En l’espèce contrairement à ce qu’indique la société MEG PATRIMOINE, M. [J] [W] [N] et Mme [K] [I] ép. [N] ne font pas valoir l’absence de mention de la superficie privative des lots dite superficie « loi Carrez » prévue à l’article 46 de la loi du 10 juillet 1965 mais celle de la surface habitable que doit contenir tout bail d’habitation comme prévu par l’article 3 de la loi du 6 juillet 1989 tel que modifié par la loi n°2009-323 du 25 mars 2009 et donc applicable au bail mixte objet du présent litige.

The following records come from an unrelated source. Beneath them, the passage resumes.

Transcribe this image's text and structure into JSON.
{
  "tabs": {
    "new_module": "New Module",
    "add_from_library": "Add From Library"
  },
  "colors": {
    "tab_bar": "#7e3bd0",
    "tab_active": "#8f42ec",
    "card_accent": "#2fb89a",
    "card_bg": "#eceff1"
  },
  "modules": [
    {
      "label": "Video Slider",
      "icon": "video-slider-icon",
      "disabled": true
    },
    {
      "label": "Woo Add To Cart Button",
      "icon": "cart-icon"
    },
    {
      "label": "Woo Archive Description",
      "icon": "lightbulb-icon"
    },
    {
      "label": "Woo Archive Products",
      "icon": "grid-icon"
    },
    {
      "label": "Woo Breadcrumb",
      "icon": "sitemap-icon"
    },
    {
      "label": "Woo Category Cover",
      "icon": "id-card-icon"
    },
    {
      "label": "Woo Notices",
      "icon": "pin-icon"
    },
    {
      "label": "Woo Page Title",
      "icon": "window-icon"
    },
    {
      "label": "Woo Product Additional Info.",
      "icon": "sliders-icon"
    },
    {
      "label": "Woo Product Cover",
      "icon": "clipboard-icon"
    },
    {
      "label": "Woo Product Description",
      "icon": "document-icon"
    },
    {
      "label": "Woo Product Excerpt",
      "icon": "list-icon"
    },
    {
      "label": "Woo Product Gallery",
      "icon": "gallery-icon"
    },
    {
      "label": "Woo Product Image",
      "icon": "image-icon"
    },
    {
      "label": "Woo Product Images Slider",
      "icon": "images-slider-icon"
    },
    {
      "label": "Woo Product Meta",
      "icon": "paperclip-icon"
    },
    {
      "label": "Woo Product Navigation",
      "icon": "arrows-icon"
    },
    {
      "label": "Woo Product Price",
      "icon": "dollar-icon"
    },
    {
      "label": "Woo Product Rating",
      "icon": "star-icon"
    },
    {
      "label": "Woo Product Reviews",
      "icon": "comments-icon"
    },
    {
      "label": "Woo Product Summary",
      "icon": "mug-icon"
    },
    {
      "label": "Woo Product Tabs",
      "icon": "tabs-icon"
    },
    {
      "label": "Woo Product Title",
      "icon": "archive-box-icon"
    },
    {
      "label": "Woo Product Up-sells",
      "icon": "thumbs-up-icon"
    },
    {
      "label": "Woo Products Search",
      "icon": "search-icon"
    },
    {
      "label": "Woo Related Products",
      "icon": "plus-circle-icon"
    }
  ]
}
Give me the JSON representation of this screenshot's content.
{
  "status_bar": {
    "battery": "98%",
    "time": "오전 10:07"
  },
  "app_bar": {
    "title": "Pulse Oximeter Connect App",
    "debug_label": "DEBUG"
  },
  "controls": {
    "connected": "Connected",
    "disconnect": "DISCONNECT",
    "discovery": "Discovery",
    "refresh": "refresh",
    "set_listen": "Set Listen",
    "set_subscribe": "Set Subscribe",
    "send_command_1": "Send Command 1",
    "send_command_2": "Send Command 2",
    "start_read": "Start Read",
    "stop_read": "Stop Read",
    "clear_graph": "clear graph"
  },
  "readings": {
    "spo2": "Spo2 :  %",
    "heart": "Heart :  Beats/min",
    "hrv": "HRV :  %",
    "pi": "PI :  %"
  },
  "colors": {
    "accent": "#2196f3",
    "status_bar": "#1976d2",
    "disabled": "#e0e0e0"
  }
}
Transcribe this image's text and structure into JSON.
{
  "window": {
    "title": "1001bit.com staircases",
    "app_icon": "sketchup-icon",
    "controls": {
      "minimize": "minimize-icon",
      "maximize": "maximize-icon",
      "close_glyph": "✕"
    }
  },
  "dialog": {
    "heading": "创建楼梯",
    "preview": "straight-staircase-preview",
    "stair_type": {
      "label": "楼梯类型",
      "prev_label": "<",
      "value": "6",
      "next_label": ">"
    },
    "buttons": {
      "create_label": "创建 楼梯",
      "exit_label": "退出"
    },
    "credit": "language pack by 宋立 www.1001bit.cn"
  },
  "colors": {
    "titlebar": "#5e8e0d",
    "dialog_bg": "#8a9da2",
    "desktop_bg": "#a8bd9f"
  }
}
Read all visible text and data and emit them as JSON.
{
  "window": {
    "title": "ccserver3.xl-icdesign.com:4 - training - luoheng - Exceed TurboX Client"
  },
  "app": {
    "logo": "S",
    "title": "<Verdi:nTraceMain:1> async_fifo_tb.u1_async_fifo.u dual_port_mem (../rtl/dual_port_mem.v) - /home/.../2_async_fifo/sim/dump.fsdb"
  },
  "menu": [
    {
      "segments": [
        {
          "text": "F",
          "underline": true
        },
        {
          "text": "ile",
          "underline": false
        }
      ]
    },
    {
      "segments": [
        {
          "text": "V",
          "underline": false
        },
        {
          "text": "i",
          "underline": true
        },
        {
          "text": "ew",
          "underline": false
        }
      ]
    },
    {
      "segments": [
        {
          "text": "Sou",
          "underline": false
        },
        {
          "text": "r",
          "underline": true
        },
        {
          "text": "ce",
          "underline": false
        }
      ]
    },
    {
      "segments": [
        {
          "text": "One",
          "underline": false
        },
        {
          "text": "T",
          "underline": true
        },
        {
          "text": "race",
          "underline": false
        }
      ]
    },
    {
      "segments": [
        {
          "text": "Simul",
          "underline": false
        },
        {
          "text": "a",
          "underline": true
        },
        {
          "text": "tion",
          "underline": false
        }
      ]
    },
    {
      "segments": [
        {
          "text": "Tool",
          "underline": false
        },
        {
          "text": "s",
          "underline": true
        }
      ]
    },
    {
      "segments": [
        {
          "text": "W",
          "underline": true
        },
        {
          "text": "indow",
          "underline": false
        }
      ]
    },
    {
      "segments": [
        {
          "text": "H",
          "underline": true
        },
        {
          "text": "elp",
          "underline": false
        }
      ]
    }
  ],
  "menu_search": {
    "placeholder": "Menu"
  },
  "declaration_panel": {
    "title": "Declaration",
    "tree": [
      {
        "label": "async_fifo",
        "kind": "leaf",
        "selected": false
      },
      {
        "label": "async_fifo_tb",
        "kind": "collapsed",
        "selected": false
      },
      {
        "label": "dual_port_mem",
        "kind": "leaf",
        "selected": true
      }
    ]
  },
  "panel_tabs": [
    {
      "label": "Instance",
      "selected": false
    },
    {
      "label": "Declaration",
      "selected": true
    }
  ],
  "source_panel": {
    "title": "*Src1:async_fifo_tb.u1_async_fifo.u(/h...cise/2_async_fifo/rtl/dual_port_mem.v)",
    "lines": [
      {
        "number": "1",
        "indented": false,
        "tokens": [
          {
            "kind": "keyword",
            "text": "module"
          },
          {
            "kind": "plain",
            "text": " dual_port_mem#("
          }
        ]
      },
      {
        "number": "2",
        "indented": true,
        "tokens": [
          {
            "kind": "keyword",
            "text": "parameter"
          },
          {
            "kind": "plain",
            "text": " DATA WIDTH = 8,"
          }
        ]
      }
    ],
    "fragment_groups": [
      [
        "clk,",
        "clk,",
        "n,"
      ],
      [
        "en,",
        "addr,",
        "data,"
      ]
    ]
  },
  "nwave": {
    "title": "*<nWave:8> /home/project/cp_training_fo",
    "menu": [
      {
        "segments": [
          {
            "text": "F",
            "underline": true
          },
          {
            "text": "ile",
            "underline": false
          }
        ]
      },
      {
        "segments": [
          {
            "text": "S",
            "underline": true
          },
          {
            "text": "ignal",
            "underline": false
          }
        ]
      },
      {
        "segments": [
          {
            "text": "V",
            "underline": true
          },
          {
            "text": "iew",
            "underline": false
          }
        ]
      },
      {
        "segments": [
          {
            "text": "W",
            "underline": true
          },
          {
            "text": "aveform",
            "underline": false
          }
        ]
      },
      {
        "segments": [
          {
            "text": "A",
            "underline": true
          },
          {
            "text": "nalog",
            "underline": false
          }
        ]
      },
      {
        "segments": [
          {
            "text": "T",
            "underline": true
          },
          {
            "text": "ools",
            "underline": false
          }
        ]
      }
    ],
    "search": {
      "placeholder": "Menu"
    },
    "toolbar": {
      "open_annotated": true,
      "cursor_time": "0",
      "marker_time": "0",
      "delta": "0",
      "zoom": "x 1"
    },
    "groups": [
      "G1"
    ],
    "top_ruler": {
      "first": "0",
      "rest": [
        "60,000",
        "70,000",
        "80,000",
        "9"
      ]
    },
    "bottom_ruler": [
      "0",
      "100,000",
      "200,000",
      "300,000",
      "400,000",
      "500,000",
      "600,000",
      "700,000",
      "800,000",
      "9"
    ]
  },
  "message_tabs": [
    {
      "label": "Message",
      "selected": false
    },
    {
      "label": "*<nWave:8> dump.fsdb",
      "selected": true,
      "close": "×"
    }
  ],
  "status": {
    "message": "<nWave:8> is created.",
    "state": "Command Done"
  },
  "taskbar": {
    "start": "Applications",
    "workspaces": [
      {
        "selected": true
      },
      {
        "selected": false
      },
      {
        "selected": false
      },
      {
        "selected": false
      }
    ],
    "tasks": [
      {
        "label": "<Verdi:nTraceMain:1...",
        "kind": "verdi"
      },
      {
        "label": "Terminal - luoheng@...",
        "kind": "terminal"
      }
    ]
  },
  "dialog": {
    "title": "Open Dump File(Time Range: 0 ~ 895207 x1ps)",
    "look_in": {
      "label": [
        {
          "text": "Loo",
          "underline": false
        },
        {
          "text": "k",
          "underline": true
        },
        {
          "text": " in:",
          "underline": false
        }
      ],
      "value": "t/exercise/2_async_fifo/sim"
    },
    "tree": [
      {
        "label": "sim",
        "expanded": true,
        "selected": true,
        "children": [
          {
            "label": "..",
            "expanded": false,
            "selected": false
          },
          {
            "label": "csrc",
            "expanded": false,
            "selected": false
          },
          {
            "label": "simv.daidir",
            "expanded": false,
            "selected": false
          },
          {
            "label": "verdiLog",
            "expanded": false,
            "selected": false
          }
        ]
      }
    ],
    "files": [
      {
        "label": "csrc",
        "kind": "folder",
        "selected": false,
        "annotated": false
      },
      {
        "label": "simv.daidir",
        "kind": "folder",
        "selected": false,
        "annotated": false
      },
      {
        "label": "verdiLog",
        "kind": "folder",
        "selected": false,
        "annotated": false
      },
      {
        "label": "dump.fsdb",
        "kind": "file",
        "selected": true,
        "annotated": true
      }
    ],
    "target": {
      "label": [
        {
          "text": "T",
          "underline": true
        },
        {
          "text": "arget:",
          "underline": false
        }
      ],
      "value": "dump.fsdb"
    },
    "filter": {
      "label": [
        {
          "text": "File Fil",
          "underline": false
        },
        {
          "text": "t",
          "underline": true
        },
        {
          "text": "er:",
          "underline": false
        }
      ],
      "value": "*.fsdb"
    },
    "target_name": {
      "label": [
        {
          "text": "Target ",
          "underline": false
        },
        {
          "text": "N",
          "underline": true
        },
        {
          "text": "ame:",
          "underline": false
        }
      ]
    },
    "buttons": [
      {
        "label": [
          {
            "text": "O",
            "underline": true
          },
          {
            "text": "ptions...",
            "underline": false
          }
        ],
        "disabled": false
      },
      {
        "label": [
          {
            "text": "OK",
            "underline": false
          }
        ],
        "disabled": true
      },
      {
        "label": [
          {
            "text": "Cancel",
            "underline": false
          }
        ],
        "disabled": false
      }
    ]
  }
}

Or, il est constant d’une part que le bail professionnel initial ainsi que le bail renouvelé le 18 mai 1989 ne comportent aucune clause relative à la surface des lots loués et d’autre part que la société GREEN PATH, aux droits de laquelle est venue la société MEG PATRIMOINE, n’a jamais déféré au jugement du 21 février 2019 lui enjoignant d’établir au profit du locataire un bail écrit conforme aux dispositions de l’article 3 de la loi du 6 juillet 1989 se substituant au bail professionnel du 18 mai 1998 à compter du 11 décembre 2012, dans un délai de 3 mois à compter de la signification du présent jugement.
Il est constant d’autre part que des travaux conséquents ont été réalisés par le locataire, ayant d’ailleurs justifié la novation du contrat de bail professionnel en bail mixte d’habitation et professionnel, qui ne sont pas précisés au congé lequel reprend la description des lieux figurant au bail professionnel initial.
Enfin, le congé n’évoque pas la mezzanine laquelle, au vu des écritures des parties, des pièce produites ou des débats, empiète soit sur les parties communes (pièce 10 défendeurs) soit sur l’autre partie du lot n°62 qui n’est pas louée aux défendeurs.
Il résulte de l’ensemble de ces éléments que l’offre de vente du congé ne correspond pas pleinement à l’objet du bail ce qui cause nécessairement un grief aux locataires qui ne sont notamment pas en mesure d’apprécier le prix de vente au regard de cet élément essentiel qu’est la surface.
Il s’ensuit que la nullité du congé est encourue et sera prononcée sans qu’il ne soit nécessaire d’examiner les autres moyens de nullité soulevés par les défendeurs.
La société MEG PATRIMOINE sera en conséquence déboutée de sa demande en validation du congé pour vendre et de ses demandes subséquentes aux fins d’expulsion et de condamnation au paiement d’une indemnité d’occupation.
Sur les frais du procès et l’exécution provisoire
La société MEG PATRIMOINE, partie perdante, supportera les dépens, en ce non compris les frais de géomètre-expert qui ne relève pas des dépens.
La société MEG PATRIMOINE sera en outre condamnée à verser à M. [J] [W] [N] et Mme [K] [I] ép. [N] la somme de 1500 euros en application de l’article 700 du code de procédure civile et sera déboutée de sa demande à ce titre.
L’exécution provisoire est de plein droit en application de l’article 514 du code de procédure civile.
PAR CES MOTIFS,
La juge des contentieux de la protection, statuant après débats publics, par jugement mis à disposition au greffe, contradictoire et en premier ressort,
PRONONCE la nullité du congé pour vendre délivré par la société MEG PATRIMOINE à M. [J] [W] [N] et Mme [K] [I] ép. [N] le 7 juin 2024 ;
DEBOUTE en conséquence la société MEG PATRIMOINE de l’ensemble de ses demandes ;
CONDAMNE la société MEG PATRIMOINE aux dépens, en ce non compris les frais de géomètre-expert ;
CONDAMNE la société MEG PATRIMOINE à payer à M. [J] [W] [N] et Mme [K] [I] ép. [N] la somme de 1500 euros au titre de l’article 700 du code de procédure civile et la déboute de sa demande à ce titre.